Chemotherapy was initiated with bleomycin (0.5 mg/kg; 1 day), cisplatin (0.7 mg/kg; 5 days) and etoposide (3 mg/kg; 5 days); the BEP protocol. The patient tolerated six cycles of chemotherapy well. Repeat testing of the a-hCG level showed that it had decreased to <0.1 mIU/mL. Radiological evaluation revealed no further evidence of metastatic lung disease. Repeat CT showed a decrease in liver size; complete tumor resection was achieved via right partial hepatectomy. Histopathological examination revealed a few syncytiotrophoblasts and necrotic cells. The child has been in complete remission for the past 3 years and remains under regular follow-up. His growth and development are normal.

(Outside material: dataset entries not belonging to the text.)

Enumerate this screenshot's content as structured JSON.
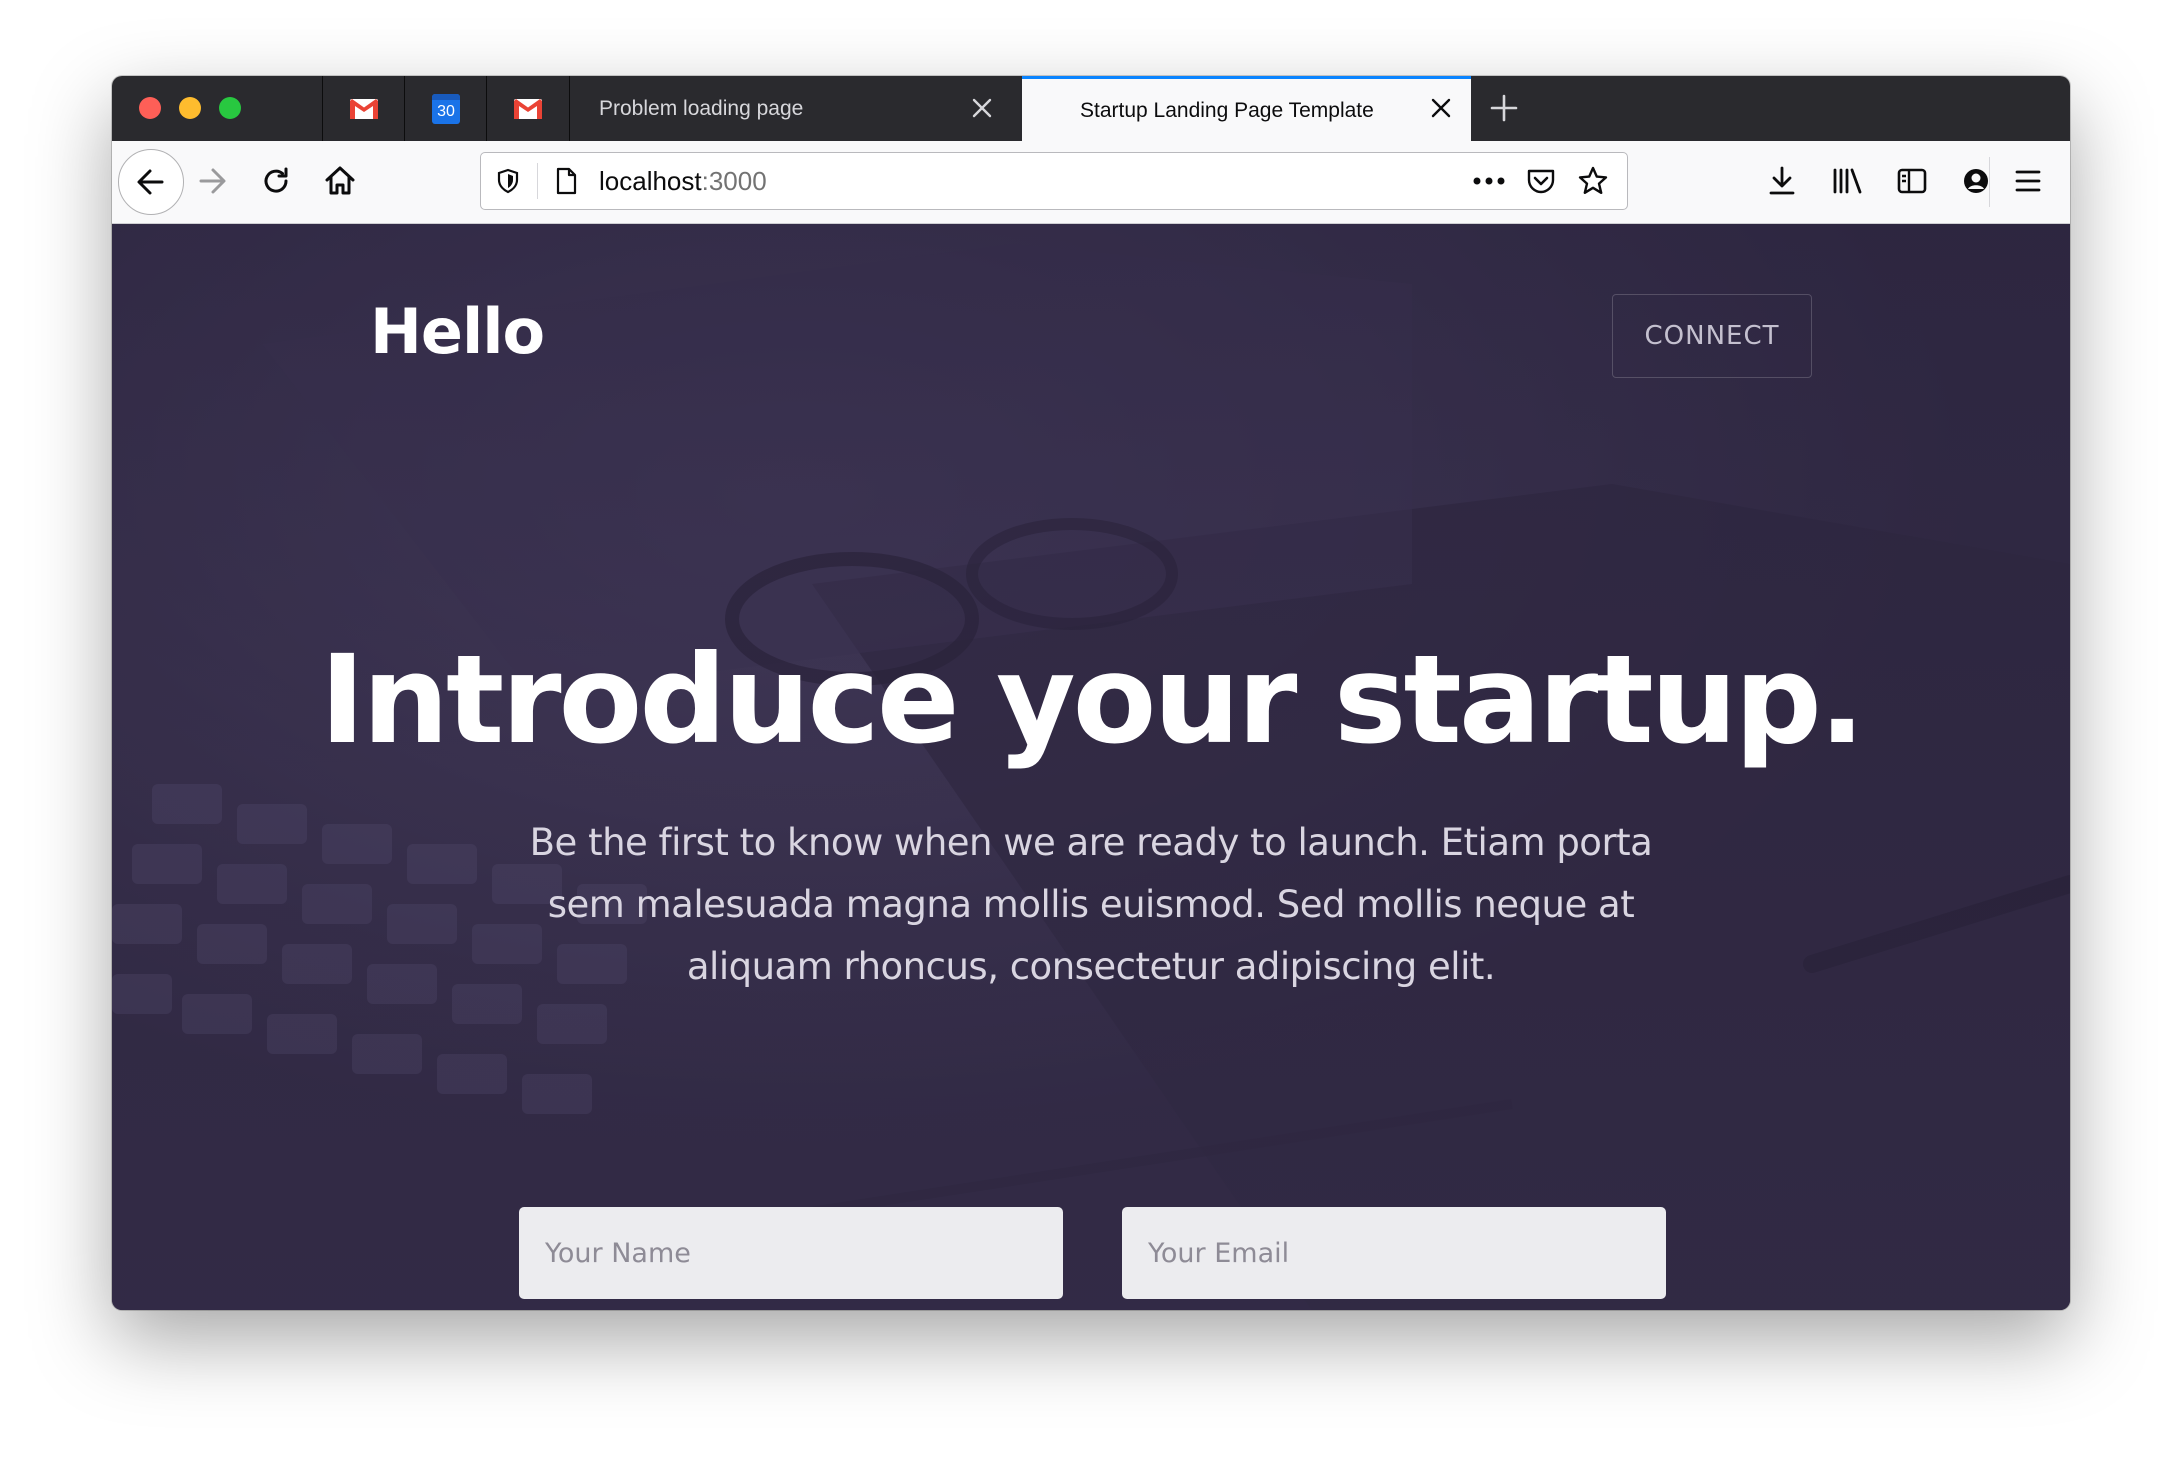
{
  "browser": {
    "pinned_tabs": [
      {
        "name": "gmail",
        "icon": "gmail-icon"
      },
      {
        "name": "calendar",
        "icon": "calendar-icon",
        "day": "30"
      },
      {
        "name": "gmail",
        "icon": "gmail-icon"
      }
    ],
    "tabs": [
      {
        "title": "Problem loading page",
        "active": false
      },
      {
        "title": "Startup Landing Page Template",
        "active": true
      }
    ],
    "url": {
      "host": "localhost",
      "port": ":3000"
    },
    "accent_color": "#0a84ff"
  },
  "page": {
    "brand": "Hello",
    "connect_label": "CONNECT",
    "headline": "Introduce your startup.",
    "subtext": "Be the first to know when we are ready to launch. Etiam porta sem malesuada magna mollis euismod. Sed mollis neque at aliquam rhoncus, consectetur adipiscing elit.",
    "name_placeholder": "Your Name",
    "email_placeholder": "Your Email",
    "submit_color": "#6fc2bd",
    "background_color": "#3a324d"
  }
}
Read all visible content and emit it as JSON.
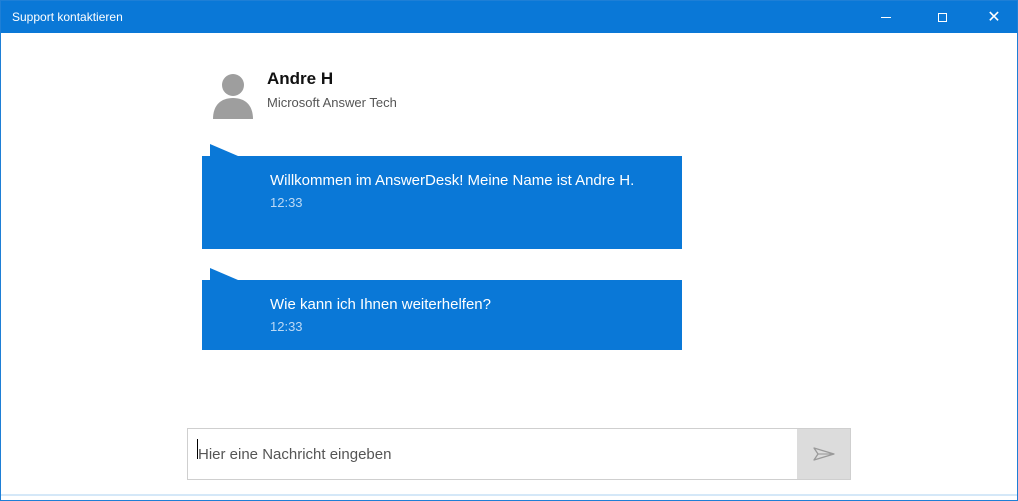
{
  "window": {
    "title": "Support kontaktieren",
    "accent_color": "#0a78d7"
  },
  "agent": {
    "name": "Andre H",
    "role": "Microsoft Answer Tech",
    "avatar_icon": "person-silhouette-icon"
  },
  "messages": [
    {
      "text": "Willkommen im AnswerDesk! Meine Name ist Andre H.",
      "time": "12:33"
    },
    {
      "text": "Wie kann ich Ihnen weiterhelfen?",
      "time": "12:33"
    }
  ],
  "composer": {
    "placeholder": "Hier eine Nachricht eingeben",
    "value": "",
    "send_icon": "send-arrow-icon"
  }
}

The disease can rapidly become fatal if left unrecognized. Of 30 cases reviewed by Blohm and Gobel [8], two were diagnosed in stillborn children and 19 were diagnosed after death (on postmortem examination). Among children who succumbed, the median time from initial symptoms to death was 21 days. Such a rapid progression indicates that treatment must not be delayed (to allow for histological confirmation) in infants with a markedly elevated a-hCG level and a clinical presentation consistent with infantile choriocarcinoma. We commenced multiagent chemotherapy in the absence of clear histological evidence. It is recommended that all infants presenting with anaemia and a hepatic mass be screened for a-hCG levels [3].

Single-agent chemotherapy (methotrexate) usually cures maternal gestational trophoblastic disease but has never been curative in an infant with choriocarcinoma; multiagent chemotherapy is required [9,10]. In the Blohm and Gobel series of 30 children [8], five were successfully treated with a platinum compound (cisplatin or carboplatin) combined with etoposide. In addition, because of the rapid tumor growth, the platinum-plus-etoposide combination was often further combined with methotrexate given for 1 week either before or after the platinum-containing regimen. Surgical resection of the residual mass is usually performed at the end of platinum-based therapy. Early surgical intervention is not advisable; tumour fragility increases the risk of uncontrolled bleeding, thus delaying chemotherapy [1]. The serum b-hCG level is an ideal marker for monitoring therapeutic success [8]. Although the tumour is very aggressive, early cisplatin-based chemotherapy can yield a successful outcome but must commence early.